Pinjam Tangan
Leli sedang menunggu taksi malam itu. Dia baru saja pulang keluar dari swalayan 24 jam. Tadi dia menumpang mobil temannya sepulang kantor jam 9 malam. Karena ada beberapa keperluan yang harus dia beli, maka dia minta diturunkan di depan swalayan itu.
Sekarang dia sedang repot sekali. Seperti kebanyakan perempuan pekerja, dia membawa 1 tas untuk peralatan kosmetik, dompet, ponsel, dan banyak lagi lainnya. Satu tas lagi untuk laptopnya.
Masih lagi ditambah 2 tas plastik cukup besar. Ada pembalut wanita dan kudapan kentang goreng dalam kemasan untuk keperluan pribadinya. Selain itu, semua keperluan Dion, suaminya. Pisau cukur sekali pakai, permen menthol, sekaleng kopi, 2 kaos dalam, susu rendah lemak dan sekotak teh jahe.
Leli sendiri selalu cukup dengan teh biasa untuk minum di pagi hari. Kadang-kadang dia menggoreng nasi untuk dirinya sendiri atau bersama Dion. Tapi suaminya selalu ingin berganti minuman untuk sarapan di pagi yang berbeda. Karena itu dia perlu kopi, susu dan teh.

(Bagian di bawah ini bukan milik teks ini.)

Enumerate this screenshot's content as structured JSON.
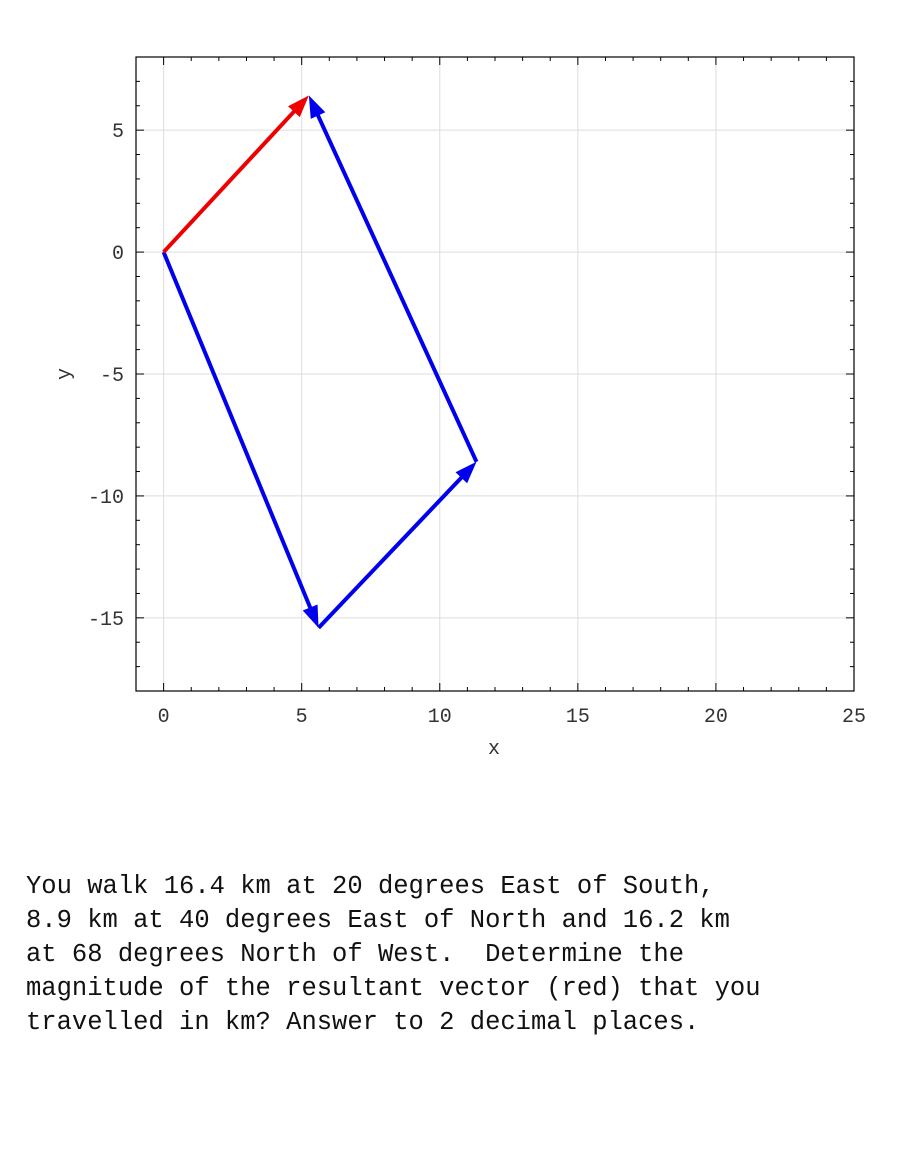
{
  "chart_data": {
    "type": "vector",
    "xlabel": "x",
    "ylabel": "y",
    "xlim": [
      -1,
      25
    ],
    "ylim": [
      -18,
      8
    ],
    "x_ticks": [
      "0",
      "5",
      "10",
      "15",
      "20",
      "25"
    ],
    "x_tick_values": [
      0,
      5,
      10,
      15,
      20,
      25
    ],
    "y_ticks": [
      "5",
      "0",
      "-5",
      "-10",
      "-15"
    ],
    "y_tick_values": [
      5,
      0,
      -5,
      -10,
      -15
    ],
    "grid": true,
    "colors": {
      "path": "#0000ee",
      "resultant": "#ee0000",
      "grid": "#dddddd"
    },
    "vectors": [
      {
        "role": "leg",
        "from": [
          0,
          0
        ],
        "to": [
          5.61,
          -15.41
        ],
        "color": "#0000ee"
      },
      {
        "role": "leg",
        "from": [
          5.61,
          -15.41
        ],
        "to": [
          11.33,
          -8.6
        ],
        "color": "#0000ee"
      },
      {
        "role": "leg",
        "from": [
          11.33,
          -8.6
        ],
        "to": [
          5.26,
          6.42
        ],
        "color": "#0000ee"
      },
      {
        "role": "resultant",
        "from": [
          0,
          0
        ],
        "to": [
          5.26,
          6.42
        ],
        "color": "#ee0000"
      }
    ]
  },
  "question": {
    "lines": [
      "You walk 16.4 km at 20 degrees East of South,",
      "8.9 km at 40 degrees East of North and 16.2 km",
      "at 68 degrees North of West.  Determine the",
      "magnitude of the resultant vector (red) that you",
      "travelled in km? Answer to 2 decimal places."
    ]
  }
}
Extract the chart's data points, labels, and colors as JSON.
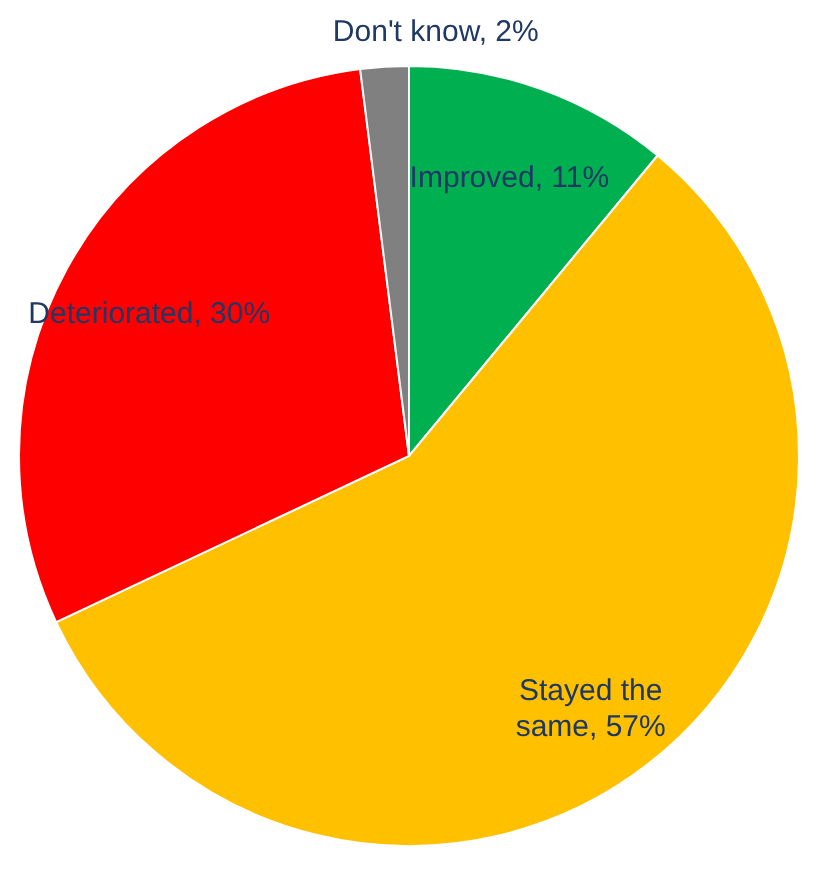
{
  "chart_data": {
    "type": "pie",
    "categories": [
      "Improved",
      "Stayed the same",
      "Deteriorated",
      "Don't know"
    ],
    "values": [
      11,
      57,
      30,
      2
    ],
    "colors": [
      "#00b050",
      "#ffc000",
      "#ff0000",
      "#808080"
    ],
    "value_labels": [
      "11%",
      "57%",
      "30%",
      "2%"
    ]
  }
}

Leli berdiri santai di pinggir jalan. Menunggu taksi yang sedang mendekat. Lampu di atap mobil menyala terang sekali malam itu. Perempuan tinggi langsing, berkulit putih bersih itu mengangkat satu tangannya yang memegang tas plastik. Tangan satu lagi sibuk menjaga 2 tas sandang yang dia bawa bersama 1 lagi tas plastik tidak terjatuh.
Taksi berhenti tepat ketika pintu belakangnya berada di hadapan Leli. Dengan susah payah, pintu belakang mobil itu berhasil dibukanya. Satu persatu semua tas yang dia bawa diletakkan di jok belakang taksi. Leli kemudian masuk, duduk dengan tenang di jok belakang, menutup pintu dan tak lupa mengunci pintu di sisi kiri itu.
“Pancoran ya, Pak” taksi mulai bergerak. Tiba-tiba pintu kanan belakang dibuka dari luar. Seorang lelaki mendorong seluruh tas ke tengah hingga mendesak posisi duduk Leli. Baru saja dia ingin berteriak, seorang lagi masuk ke sisi kiri supir.
Dengan satu sentakan menggunakan alat yang tidak terlalu terlihat oleh Leli, orang yang baru duduk di depan telah mematahkan tombol kunci pintu di sisi Leli. Mobil bergerak maju. Leli panik.
Lelaki di sebelah kanannya tersenyum. Lelaki yang duduk di samping supir memutar volume suara dari speaker menjadi lebih kencang. Leli menggedor-gedor kaca jendela taksi. Tapi jalanan terlalu sepi untuk mendengar gedoran di kaca, apalagi suara teriakan Leli tertutup dengan suara musik.
Leli duduk merapat ke pintu mobil. Tidak tahu lagi apa yang bisa dia lakukan. Hanya menatap pada orang yang duduk di sebelah kanannya. Sebuah tabung dia keluarkan dari saku kemejanya.
Perempuan yang selalu menjaga kehormatan dirinya dengan memakai pakaian yang panjang dan tertutup mengangkat kakinya untuk menendang tangan lelaki itu. Tidak bisa dia lakukan karena, walaupun rok itu longgar tapi terlalu panjang. Sesuatu dari dalam tabung itu sudah disemprotkan ke wajah Leli dan seketika semua menjadi gelap.
Saat matanya terbuka, Leli sedang tidur di sebuah sofa. dalam sebuah ruangan yang sangat hening. Tanpa suara apa-apa. Bahkan terasa sangat kosong. Membuat Leli menoleh. Seluruh dinding itu ditempeli banyak sekali foto. Seorang sedang terduduk dan diikat di kursi. Kepalanya ditutup dengan kain, tidak diikat.
Leli duduk. Di belakang sofa ternyata sudah ada dua orang lelaki yang sangat besar. Tinggi, tegap dan menatap dingin ke Leli. Seorang perempuan dengan pakaian satin hitam, dengan belahan dada rendah dan rok selutut. Berjalan mendekati lelaki yang terikat di kursi itu.
Tutup kepalanya dibuka. Itu Dion! Leli tidak berani bergerak, tidak berani berteriak. Tidak ada gunanya sama sekali, karena pasti dua lelaki besar di belakangnya akan memegang erat saat Leli berdiri.
Dia menjaga kehormatan dengan berpakaian tertutup, maka dia juga harus menjaga kehormatan dengan tidak disentuh lelaki lain. Karena itu dia memilih untuk tetap duduk tenang.